Beyond the economic downturn, Meta faces some unique challenges, including the looming departure of its chief operating officer Sheryl Sandberg, the chief architect of the company’s massive advertising business.
In addition to TikTok, the decline in ad spending among the downturn and Apple’s privacy changes, “questions about Meta’s leadership” — including Sandberg’s exit and negative sentiment about the company as a whole — also contributed to the decline, said Raj Shah, a managing partner at digital consultancy Publicis Sapient.
Meta earned profits of $6.69 billion, or $2.46 per share, in the April-June period. That’s down 36% from $10.39 billion, or $3.61 per share, in the same period a year ago.
Revenue was $28.82 billion, down 1% from $29.08 billion a year earlier.
Analysts, on average, were expecting earnings of $2.54 per share on revenue of $28.91 billion, according to a poll by FactSet.
“The year-over-year drop in quarterly revenue signifies just how quickly Meta’s business has deteriorated,” said Insider Intelligence analyst Debra Aho Williamson in an email. “Prior to these results, we had forecasted that Meta’s worldwide ad revenue would increase 12.4% this year, to nearly $130 billion. Now, it’s unlikely to reach that figure.”
She added that the good news — if it could be called that — is that Meta’s competitors are also experiencing slowdowns.
Meta is in the midst of a corporate transformation that it says will take years to complete. It wants to evolve from a provider of social platforms to a dominant power in a nascent virtual reality construct it calls the “metaverse” — sort of like the internet brought to life, or at least rendered in 3D. CEO Mark Zuckerberg has described it as an immersive virtual environment, a place people can virtually “enter” rather than just staring at a screen.
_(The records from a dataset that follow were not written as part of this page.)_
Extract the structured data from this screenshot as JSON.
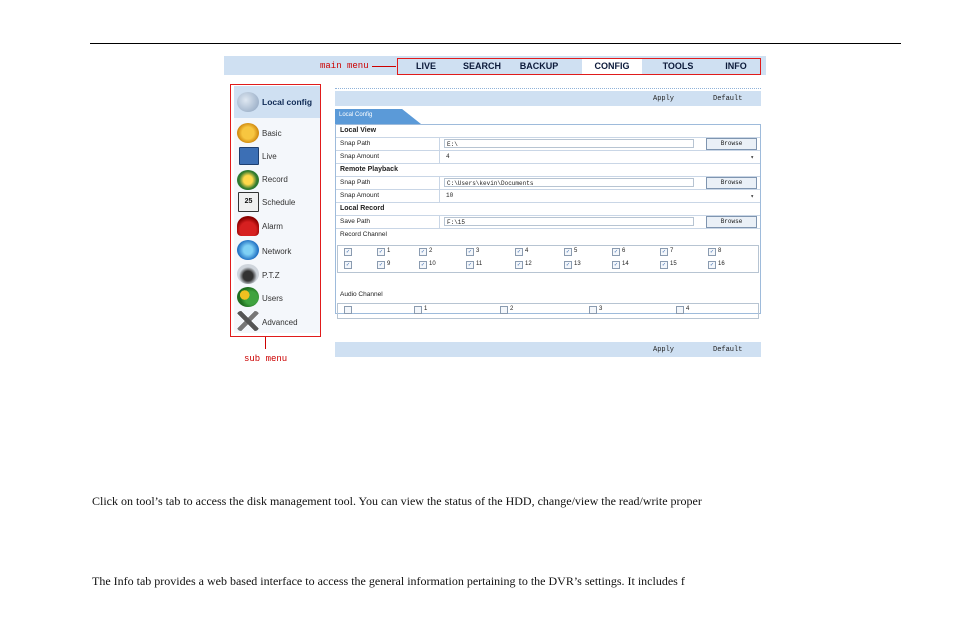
{
  "main_menu": {
    "annotation": "main menu",
    "items": [
      "LIVE",
      "SEARCH",
      "BACKUP",
      "CONFIG",
      "TOOLS",
      "INFO"
    ],
    "active": "CONFIG"
  },
  "sub_menu": {
    "annotation": "sub menu",
    "header": "Local config",
    "items": [
      "Basic",
      "Live",
      "Record",
      "Schedule",
      "Alarm",
      "Network",
      "P.T.Z",
      "Users",
      "Advanced"
    ],
    "schedule_icon_text": "25"
  },
  "toolbar": {
    "apply": "Apply",
    "default": "Default"
  },
  "tab": {
    "label": "Local Config"
  },
  "local_view": {
    "title": "Local View",
    "snap_path_label": "Snap Path",
    "snap_path_value": "E:\\",
    "snap_amount_label": "Snap Amount",
    "snap_amount_value": "4"
  },
  "remote_playback": {
    "title": "Remote Playback",
    "snap_path_label": "Snap Path",
    "snap_path_value": "C:\\Users\\kevin\\Documents",
    "snap_amount_label": "Snap Amount",
    "snap_amount_value": "10"
  },
  "local_record": {
    "title": "Local Record",
    "save_path_label": "Save Path",
    "save_path_value": "F:\\15"
  },
  "browse_label": "Browse",
  "record_channel": {
    "title": "Record Channel",
    "row1": [
      "",
      "1",
      "2",
      "3",
      "4",
      "5",
      "6",
      "7",
      "8"
    ],
    "row2": [
      "",
      "9",
      "10",
      "11",
      "12",
      "13",
      "14",
      "15",
      "16"
    ]
  },
  "audio_channel": {
    "title": "Audio Channel",
    "items": [
      "",
      "1",
      "2",
      "3",
      "4"
    ]
  },
  "paragraphs": [
    "Click on tool’s tab to access the disk management tool. You can view the status of the HDD, change/view the read/write proper",
    "The Info tab provides a web based interface to access the general information pertaining to the DVR’s settings. It includes f"
  ],
  "colors": {
    "menu_bg": "#cfe0f2",
    "annotation": "#cc0000",
    "tab": "#5b9ad8"
  }
}
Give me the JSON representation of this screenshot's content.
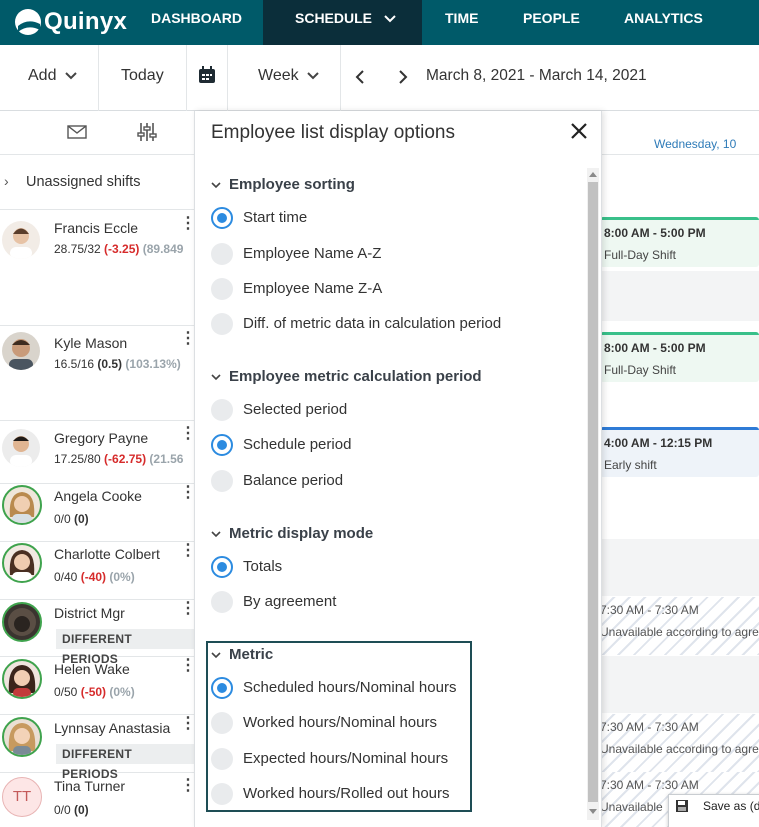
{
  "nav": {
    "brand": "Quinyx",
    "items": [
      "DASHBOARD",
      "SCHEDULE",
      "TIME",
      "PEOPLE",
      "ANALYTICS"
    ],
    "active": "SCHEDULE",
    "colors": {
      "bar": "#005a69",
      "active": "#0b2e3a"
    }
  },
  "toolbar": {
    "add": "Add",
    "today": "Today",
    "view": "Week",
    "date_range": "March 8, 2021 - March 14, 2021"
  },
  "left": {
    "unassigned": "Unassigned shifts",
    "employees": [
      {
        "name": "Francis Eccle",
        "stat_a": "28.75/32 ",
        "stat_b": "(-3.25)",
        "stat_c": " (89.849"
      },
      {
        "name": "Kyle Mason",
        "stat_a": "16.5/16 ",
        "stat_b": "(0.5)",
        "stat_c": " (103.13%)"
      },
      {
        "name": "Gregory Payne",
        "stat_a": "17.25/80 ",
        "stat_b": "(-62.75)",
        "stat_c": " (21.56"
      },
      {
        "name": "Angela Cooke",
        "stat_a": "0/0 ",
        "stat_b": "(0)",
        "stat_c": ""
      },
      {
        "name": "Charlotte Colbert",
        "stat_a": "0/40 ",
        "stat_b": "(-40)",
        "stat_c": " (0%)"
      },
      {
        "name": "District Mgr",
        "badge": "DIFFERENT PERIODS"
      },
      {
        "name": "Helen Wake",
        "stat_a": "0/50 ",
        "stat_b": "(-50)",
        "stat_c": " (0%)"
      },
      {
        "name": "Lynnsay Anastasia",
        "badge": "DIFFERENT PERIODS"
      },
      {
        "name": "Tina Turner",
        "initials": "TT",
        "stat_a": "0/0 ",
        "stat_b": "(0)",
        "stat_c": ""
      }
    ]
  },
  "grid": {
    "day": "Wednesday, 10",
    "shifts": [
      {
        "time": "8:00 AM - 5:00 PM",
        "name": "Full-Day Shift"
      },
      {
        "time": "8:00 AM - 5:00 PM",
        "name": "Full-Day Shift"
      },
      {
        "time": "4:00 AM - 12:15 PM",
        "name": "Early shift"
      }
    ],
    "unavailable": [
      {
        "time": "7:30 AM - 7:30 AM",
        "text": "Unavailable according to agre"
      },
      {
        "time": "7:30 AM - 7:30 AM",
        "text": "Unavailable according to agre"
      },
      {
        "time": "7:30 AM - 7:30 AM",
        "text": "Unavailable"
      }
    ],
    "save_as": "Save as (di"
  },
  "panel": {
    "title": "Employee list display options",
    "sections": [
      {
        "title": "Employee sorting",
        "options": [
          "Start time",
          "Employee Name A-Z",
          "Employee Name Z-A",
          "Diff. of metric data in calculation period"
        ],
        "selected": 0
      },
      {
        "title": "Employee metric calculation period",
        "options": [
          "Selected period",
          "Schedule period",
          "Balance period"
        ],
        "selected": 1
      },
      {
        "title": "Metric display mode",
        "options": [
          "Totals",
          "By agreement"
        ],
        "selected": 0
      },
      {
        "title": "Metric",
        "options": [
          "Scheduled hours/Nominal hours",
          "Worked hours/Nominal hours",
          "Expected hours/Nominal hours",
          "Worked hours/Rolled out hours"
        ],
        "selected": 0
      }
    ]
  }
}
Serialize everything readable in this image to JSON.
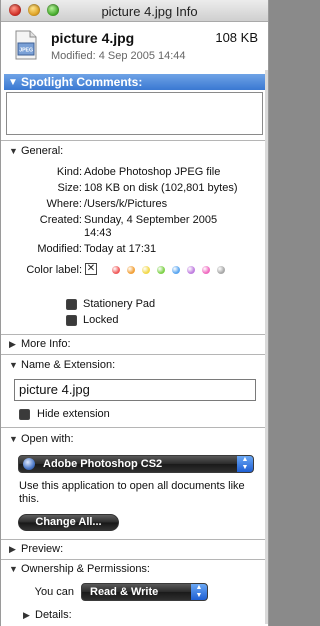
{
  "window": {
    "title": "picture 4.jpg Info"
  },
  "header": {
    "filename": "picture 4.jpg",
    "size": "108 KB",
    "modified": "Modified: 4 Sep 2005 14:44",
    "icon_label": "JPEG"
  },
  "spotlight": {
    "label": "Spotlight Comments:",
    "value": ""
  },
  "general": {
    "label": "General:",
    "kind_label": "Kind:",
    "kind_value": "Adobe Photoshop JPEG file",
    "size_label": "Size:",
    "size_value": "108 KB on disk (102,801 bytes)",
    "where_label": "Where:",
    "where_value": "/Users/k/Pictures",
    "created_label": "Created:",
    "created_value_1": "Sunday, 4 September 2005",
    "created_value_2": "14:43",
    "modified_label": "Modified:",
    "modified_value": "Today at 17:31",
    "color_label": "Color label:",
    "color_none": "✕",
    "color_dots": [
      "#f05b5b",
      "#f2a13a",
      "#f2d84a",
      "#7fd24a",
      "#5aa6f0",
      "#c07fe0",
      "#f06ac0",
      "#a8a8a8"
    ],
    "stationery_label": "Stationery Pad",
    "locked_label": "Locked"
  },
  "more_info": {
    "label": "More Info:"
  },
  "name_ext": {
    "label": "Name & Extension:",
    "name_value": "picture 4.jpg",
    "hide_ext_label": "Hide extension"
  },
  "open_with": {
    "label": "Open with:",
    "app": "Adobe Photoshop CS2",
    "description": "Use this application to open all documents like this.",
    "change_all": "Change All..."
  },
  "preview": {
    "label": "Preview:"
  },
  "ownership": {
    "label": "Ownership & Permissions:",
    "you_can_label": "You can",
    "you_can_value": "Read & Write",
    "details_label": "Details:"
  }
}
The company is investing billions in its metaverse plans that will likely take years to pay off — and as part of its plan renamed itself Meta last fall.
“Expect Meta’s decline to continue until Meta can monetize the metaverse, and begin another Meta-reverse,” Shah said.
Meta forecasts revenue of $26 billion to $28.5 billion for the current quarter, which is below Wall Street’s expectations.
“This outlook reflects a continuation of the weak advertising demand environment we experienced throughout the second quarter, which we believe is being driven by broader macroeconomic uncertainty,” finance chief David Wehner said in a statement. Meta said Wehner is being promoted to chief strategy officer, where he will oversee the company’s strategy and corporate development. Susan Li, currently vice president of finance, will replace him as CFO.
Shares of Meta Platforms Inc. fell $6.88, or 4.1%. to $162.70 in after-hours trading. The stock had closed up $10.43, or 6.6%. at $169.58 on Wednesday in the regular trading session. Meta’s stock has lost more than half its value since the start of this year.